Yazar Rahmi Turan gazeteci Rahmi Turan'ın, CHP'li bir ismin 9 Kasım'da Cumhurbaşkanlığı Külliyesi'ne giderek Cumhurbaşkanı Recep Tayyip Erdoğan'la 'CHP kurultayı' ile ilgili görüştüğünü iddia eden yazısı siyaset kulislerinde bomba etkisi yaratmıştı.
Kılıçdaroğlu bu konu hakkında, “Doğrudur, ismini açıklamak istemiyorum” derken Cumhurbaşkanı Erdoğan ise, “Güya ben Külliye'de bir CHP'li ile görüşmüşüm. arkadaşlarım gerekli cevabı verdiler. Bunu haber yapan gazeteci kayıp. Bay Kemal senin hayatın yalan. Eğer yiğitsen ben cumhurbaşkanlığımı ortaya koyuyorum, sen genel başkanlığını ortaya koyabiliyor musun? İspat edemiyorsan çek git. Bu kadar iddialı söylüyorum. Bizim hayatımıza yalan girmedi ama bunların hayatı yalan.” açıklamasını yaptı.
Turan o ismi açıkladı
İddiayı ortaya atan yazar Rahmi Turan Cumhurbaşkanlığı Külliyesi’ne giden ismin CHP’li Muharrem İnce olduğunu söyledi. Canlı yayına bağlanan Turan, haber kaynağının sorulması üzerine "Gazeteci kaynağını açıklar mı? Bana o ismin Muharrem İnce olduğu söylendi, ben de gazetemde bu iddiayı yazdım. Olayın birinci elden tanığı değilim. Ben bu olayda taraf değilim, yanlış yaptıysam özür dilerim. Aynı bilgiler Uğur Düdar'a da gitmiş, o yazmamış. Ben kaynağa güvendiğim için inandım ve yazdım ama hata yaptmışım, pişman oldum. Burda yanlış olan bir şey var. Muharrem İnce ve Cumhurbaşkanı haklıdır. Ben de bunu düzeltmek için gerekeni yapacağım, gazetemde yazacağım. Her insan hata yapar, ben de hata yaptım ve gerekeni yapacağım." dedi.
İnce’den yanıt
CHP’li Muharrem İnce ise iddialar karşısında şu açıklamaları yaptı:
Daha ilk günden Rahmi Turan’ın dile getirdiği iddiaların merkezine benim adımın oturtulacağını bana gelen bilgiler doğrultusunda tahmin etmiştim. Bunun benim üzerimden parti içi muhalefete yönelik bir operasyon olduğunu ve bunun Genel Merkezin mutfağında bir çete tarafından pişirildiğini biliyordum. Tahminlerimde yanılmadım. İddiaların benimle uzaktan yakından bir ilgisi yoktur, olamaz. Bu bana, benim üzerimden parti içi muhalefete yönelik şerefsizce bir saldırıdır. Bu şerefsiz, onurdan insanlıktan nasip alamamış kalemşörle ve kaynağım dediği saray soytarısıyla mutlaka yargı önünde hesaplaşacağız.
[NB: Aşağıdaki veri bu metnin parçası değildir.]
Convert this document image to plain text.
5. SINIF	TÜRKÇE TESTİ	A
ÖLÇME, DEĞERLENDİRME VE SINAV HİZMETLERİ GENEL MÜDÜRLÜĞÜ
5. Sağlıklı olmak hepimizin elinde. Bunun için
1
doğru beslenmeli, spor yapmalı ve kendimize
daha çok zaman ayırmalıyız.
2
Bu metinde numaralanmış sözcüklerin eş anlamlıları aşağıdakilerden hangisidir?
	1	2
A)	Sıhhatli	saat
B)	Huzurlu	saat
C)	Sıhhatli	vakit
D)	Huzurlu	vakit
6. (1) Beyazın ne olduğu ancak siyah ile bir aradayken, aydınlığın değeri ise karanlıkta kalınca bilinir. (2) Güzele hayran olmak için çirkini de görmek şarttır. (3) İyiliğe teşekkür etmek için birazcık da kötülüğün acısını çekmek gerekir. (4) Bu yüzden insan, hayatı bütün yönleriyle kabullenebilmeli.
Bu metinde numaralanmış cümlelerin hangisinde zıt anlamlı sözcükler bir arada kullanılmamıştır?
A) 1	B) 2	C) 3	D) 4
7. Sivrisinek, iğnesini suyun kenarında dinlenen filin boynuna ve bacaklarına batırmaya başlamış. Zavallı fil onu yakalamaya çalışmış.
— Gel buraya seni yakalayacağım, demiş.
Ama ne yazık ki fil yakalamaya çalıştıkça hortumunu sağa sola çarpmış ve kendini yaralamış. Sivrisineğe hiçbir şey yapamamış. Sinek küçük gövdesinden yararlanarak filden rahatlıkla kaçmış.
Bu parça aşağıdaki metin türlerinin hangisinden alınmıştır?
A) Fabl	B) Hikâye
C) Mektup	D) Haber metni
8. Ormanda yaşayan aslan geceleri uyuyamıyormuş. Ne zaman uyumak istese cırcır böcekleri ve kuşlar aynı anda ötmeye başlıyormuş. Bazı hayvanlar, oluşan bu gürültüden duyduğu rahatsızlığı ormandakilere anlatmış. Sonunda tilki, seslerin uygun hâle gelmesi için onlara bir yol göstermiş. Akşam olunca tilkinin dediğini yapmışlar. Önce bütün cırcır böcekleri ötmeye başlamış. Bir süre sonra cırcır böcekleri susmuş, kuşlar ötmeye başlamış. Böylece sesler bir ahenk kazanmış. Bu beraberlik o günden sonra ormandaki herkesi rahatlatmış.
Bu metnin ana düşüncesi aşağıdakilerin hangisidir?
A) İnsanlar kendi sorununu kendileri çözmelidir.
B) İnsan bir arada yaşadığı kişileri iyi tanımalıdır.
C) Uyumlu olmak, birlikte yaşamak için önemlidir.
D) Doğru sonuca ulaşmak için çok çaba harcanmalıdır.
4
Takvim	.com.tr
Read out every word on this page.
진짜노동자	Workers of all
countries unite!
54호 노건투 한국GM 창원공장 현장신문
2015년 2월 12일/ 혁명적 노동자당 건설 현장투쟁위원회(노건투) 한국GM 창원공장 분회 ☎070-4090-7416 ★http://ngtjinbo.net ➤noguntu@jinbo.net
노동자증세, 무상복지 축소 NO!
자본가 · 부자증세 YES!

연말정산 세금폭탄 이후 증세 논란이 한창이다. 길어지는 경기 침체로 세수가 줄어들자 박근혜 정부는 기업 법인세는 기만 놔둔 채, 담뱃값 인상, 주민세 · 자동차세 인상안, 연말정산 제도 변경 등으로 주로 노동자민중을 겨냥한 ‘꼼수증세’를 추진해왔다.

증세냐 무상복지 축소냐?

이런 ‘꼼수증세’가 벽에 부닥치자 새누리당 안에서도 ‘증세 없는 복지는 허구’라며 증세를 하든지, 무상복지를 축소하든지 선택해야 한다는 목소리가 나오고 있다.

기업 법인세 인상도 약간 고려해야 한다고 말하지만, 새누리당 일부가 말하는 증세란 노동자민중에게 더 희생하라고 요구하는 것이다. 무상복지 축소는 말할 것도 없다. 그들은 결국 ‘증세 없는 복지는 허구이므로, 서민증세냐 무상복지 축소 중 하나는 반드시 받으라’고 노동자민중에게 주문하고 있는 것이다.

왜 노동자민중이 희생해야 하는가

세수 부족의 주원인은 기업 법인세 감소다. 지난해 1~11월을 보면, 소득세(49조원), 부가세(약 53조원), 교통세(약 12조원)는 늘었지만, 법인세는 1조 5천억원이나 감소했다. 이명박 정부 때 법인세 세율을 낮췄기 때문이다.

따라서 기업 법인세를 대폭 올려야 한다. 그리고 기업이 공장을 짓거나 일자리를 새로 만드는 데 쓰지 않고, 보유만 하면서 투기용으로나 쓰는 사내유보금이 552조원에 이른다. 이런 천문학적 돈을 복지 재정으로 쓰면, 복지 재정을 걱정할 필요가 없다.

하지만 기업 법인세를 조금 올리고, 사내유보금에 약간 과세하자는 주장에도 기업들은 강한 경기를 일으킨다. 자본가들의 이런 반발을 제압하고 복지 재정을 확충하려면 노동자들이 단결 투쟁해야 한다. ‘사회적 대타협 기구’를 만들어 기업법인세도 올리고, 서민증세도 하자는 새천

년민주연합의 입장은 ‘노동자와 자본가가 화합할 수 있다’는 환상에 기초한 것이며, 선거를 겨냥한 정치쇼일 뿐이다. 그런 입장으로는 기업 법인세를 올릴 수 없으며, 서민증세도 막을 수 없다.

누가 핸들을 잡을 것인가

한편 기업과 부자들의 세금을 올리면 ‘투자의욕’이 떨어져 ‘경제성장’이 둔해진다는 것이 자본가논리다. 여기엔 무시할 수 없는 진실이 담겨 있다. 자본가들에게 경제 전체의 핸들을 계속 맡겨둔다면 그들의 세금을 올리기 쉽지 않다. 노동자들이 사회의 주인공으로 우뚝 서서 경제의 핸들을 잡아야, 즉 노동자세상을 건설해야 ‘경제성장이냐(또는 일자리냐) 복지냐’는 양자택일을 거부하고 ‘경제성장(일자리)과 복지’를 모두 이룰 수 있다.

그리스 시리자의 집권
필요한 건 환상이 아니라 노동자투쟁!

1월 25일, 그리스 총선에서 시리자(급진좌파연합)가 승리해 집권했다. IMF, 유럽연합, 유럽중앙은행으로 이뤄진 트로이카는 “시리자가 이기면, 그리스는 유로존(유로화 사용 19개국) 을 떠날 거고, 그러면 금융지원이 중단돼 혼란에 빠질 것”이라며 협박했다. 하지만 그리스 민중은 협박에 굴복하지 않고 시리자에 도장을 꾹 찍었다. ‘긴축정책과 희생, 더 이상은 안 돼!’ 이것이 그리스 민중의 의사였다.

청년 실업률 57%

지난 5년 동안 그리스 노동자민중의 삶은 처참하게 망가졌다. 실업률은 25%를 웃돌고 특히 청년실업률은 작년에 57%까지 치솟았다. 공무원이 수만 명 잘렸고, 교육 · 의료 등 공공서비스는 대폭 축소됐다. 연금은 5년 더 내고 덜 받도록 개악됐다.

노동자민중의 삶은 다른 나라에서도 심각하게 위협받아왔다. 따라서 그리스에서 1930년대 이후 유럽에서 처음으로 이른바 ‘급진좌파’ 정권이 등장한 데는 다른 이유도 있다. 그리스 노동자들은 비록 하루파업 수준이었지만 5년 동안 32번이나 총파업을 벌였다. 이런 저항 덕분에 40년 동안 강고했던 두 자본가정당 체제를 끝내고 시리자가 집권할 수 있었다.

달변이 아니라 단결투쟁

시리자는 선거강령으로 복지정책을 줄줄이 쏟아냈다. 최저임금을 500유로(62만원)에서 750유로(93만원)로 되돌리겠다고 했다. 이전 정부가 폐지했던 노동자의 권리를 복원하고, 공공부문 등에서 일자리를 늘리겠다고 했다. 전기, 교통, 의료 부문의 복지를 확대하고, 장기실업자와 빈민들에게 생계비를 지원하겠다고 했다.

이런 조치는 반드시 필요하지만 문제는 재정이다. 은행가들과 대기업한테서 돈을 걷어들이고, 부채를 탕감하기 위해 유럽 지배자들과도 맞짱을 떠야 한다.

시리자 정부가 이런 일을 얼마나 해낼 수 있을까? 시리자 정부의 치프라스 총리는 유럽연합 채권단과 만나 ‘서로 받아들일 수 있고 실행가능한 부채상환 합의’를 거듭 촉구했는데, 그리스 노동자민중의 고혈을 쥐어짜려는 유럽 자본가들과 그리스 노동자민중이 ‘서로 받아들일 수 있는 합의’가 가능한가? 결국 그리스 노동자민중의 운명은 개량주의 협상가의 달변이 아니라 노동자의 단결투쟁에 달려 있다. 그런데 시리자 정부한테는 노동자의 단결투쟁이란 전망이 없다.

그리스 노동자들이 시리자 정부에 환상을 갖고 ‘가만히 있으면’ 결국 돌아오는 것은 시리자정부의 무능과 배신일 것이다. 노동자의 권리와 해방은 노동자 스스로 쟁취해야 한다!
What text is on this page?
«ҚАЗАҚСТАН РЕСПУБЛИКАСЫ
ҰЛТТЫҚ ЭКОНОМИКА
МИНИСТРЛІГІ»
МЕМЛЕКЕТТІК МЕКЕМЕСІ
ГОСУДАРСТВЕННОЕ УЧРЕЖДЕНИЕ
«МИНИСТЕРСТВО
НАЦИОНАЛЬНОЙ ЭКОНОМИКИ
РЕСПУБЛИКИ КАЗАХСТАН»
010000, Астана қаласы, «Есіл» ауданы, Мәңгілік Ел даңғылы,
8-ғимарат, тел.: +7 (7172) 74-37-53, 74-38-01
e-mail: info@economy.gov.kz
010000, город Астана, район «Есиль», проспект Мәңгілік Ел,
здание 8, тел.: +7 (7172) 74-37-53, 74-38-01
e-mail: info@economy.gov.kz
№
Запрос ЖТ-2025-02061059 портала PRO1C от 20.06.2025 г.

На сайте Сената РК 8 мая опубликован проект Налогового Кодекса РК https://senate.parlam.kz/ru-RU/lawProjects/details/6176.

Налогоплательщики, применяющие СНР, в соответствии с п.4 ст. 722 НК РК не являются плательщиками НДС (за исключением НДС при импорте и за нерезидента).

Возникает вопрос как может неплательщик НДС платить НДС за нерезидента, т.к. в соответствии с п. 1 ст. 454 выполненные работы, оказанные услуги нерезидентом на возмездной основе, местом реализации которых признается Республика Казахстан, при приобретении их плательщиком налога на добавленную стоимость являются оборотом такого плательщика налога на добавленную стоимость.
Bu iş elbette sadece yargıyla sınırlı kalmayacaktır. Siyaseten bu operasyonun parçası olan ve Cumhurbaşkanlığı seçim akşamından bu yana şahsıma yönelik kampanya yürütenlerle de hesaplaşmamız kamuoyunun huzurunda devam edecektir. Şundan herkes emin olsun ki kimsenin yaptığı yanına kar kalmayacaktır. Ben kendimin ne olduğunu biliyorum. Madem ismimi ortaya attınız elinizdeki belgeleri de tüm Türkiye ile paylaşmanızı bekliyorum. Bu konu artık benim için siyasi bir konu olmanın çok ötesine geçmiş bulunmaktadır. CHP yönetimi bu saatten sonra konuyu geçiştiremez. Bu konuyla ilgili benim üzerimden mutlaka bir disiplin soruşturmasını da başlatmalıdır. Ya da taraf olarak konuyu yargıya taşıyıp kendi duruşunu göstermelidir."